Para Ez, una de sus películas favoritas es EL buscavidas (1961,Robert Rossen), le pirra el gordo de Minnesota (yo tuve la suerte de verla por primera vez con él), y comprobé que de perdidos y perdedores (guapos y feos) está el mundo lleno, y aunque trabajen o jueguen al billar: el hombre sigue estando igual de extraviado que el día que Dios le quitó una costilla a Adán para darle una mujer. Y con el permiso de Dios, me atrevo a preguntarme: ¿Será esa puñetera costilla la razón de que las mujeres no entendamos a los hombres?
Y hablando de hombres:
Ez está que trina con tanta corrupción, tanta crisis. El espíritu del 15 M ha calado hondo en su corazón, y ha dejado de coger taxis (Ez no sabe conducir).
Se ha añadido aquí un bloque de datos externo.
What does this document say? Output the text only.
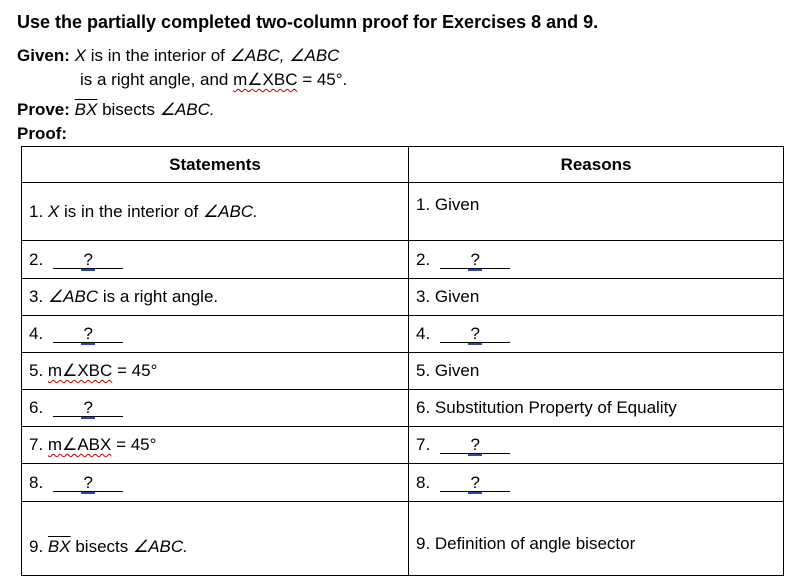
Use the partially completed two-column proof for Exercises 8 and 9.
Given: X is in the interior of ∠ABC, ∠ABC
is a right angle, and m∠XBC = 45°.
Prove: $\overline{BX}$ bisects ∠ABC.
Proof:
Statements	Reasons
1. X is in the interior of ∠ABC.	1. Given
2. ?	2. ?
3. ∠ABC is a right angle.	3. Given
4. ?	4. ?
5. m∠XBC = 45°	5. Given
6. ?	6. Substitution Property of Equality
7. m∠ABX = 45°	7. ?
8. ?	8. ?
9. $\overline{BX}$ bisects ∠ABC.	9. Definition of angle bisector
Ahora se pasa el día pedaleando..., yendo de los pases de prensa a la redacción del periódico montado en una bicicleta de carreras verde pistacho y con un sombrero, borsalino negro, en la cabeza. Se ha dejado el pelo largo, y se parece mucho al chico de 19 años de cara lánguida que tiene su madre enmarcado en una fotografía encima de la cómoda isabelina que hay en el cuarto de estar de su casa.
No, yo no lo he visto. No veo a Ez desde que me quemó la pata.
Mi fuente de información no puede ser más fidedigna y cercana: Rascafría, su mucama. Esa mujer, cleptómana de los móviles ajenos, que cumple siempre a rajatabla sin premeditación ni alevosía aquello de:
“Que tu mano derecha, no sepa lo que hace la izquierda”
Newman, Scorsese, Cruise, Clapton... gracias por El color del dinero, 1986.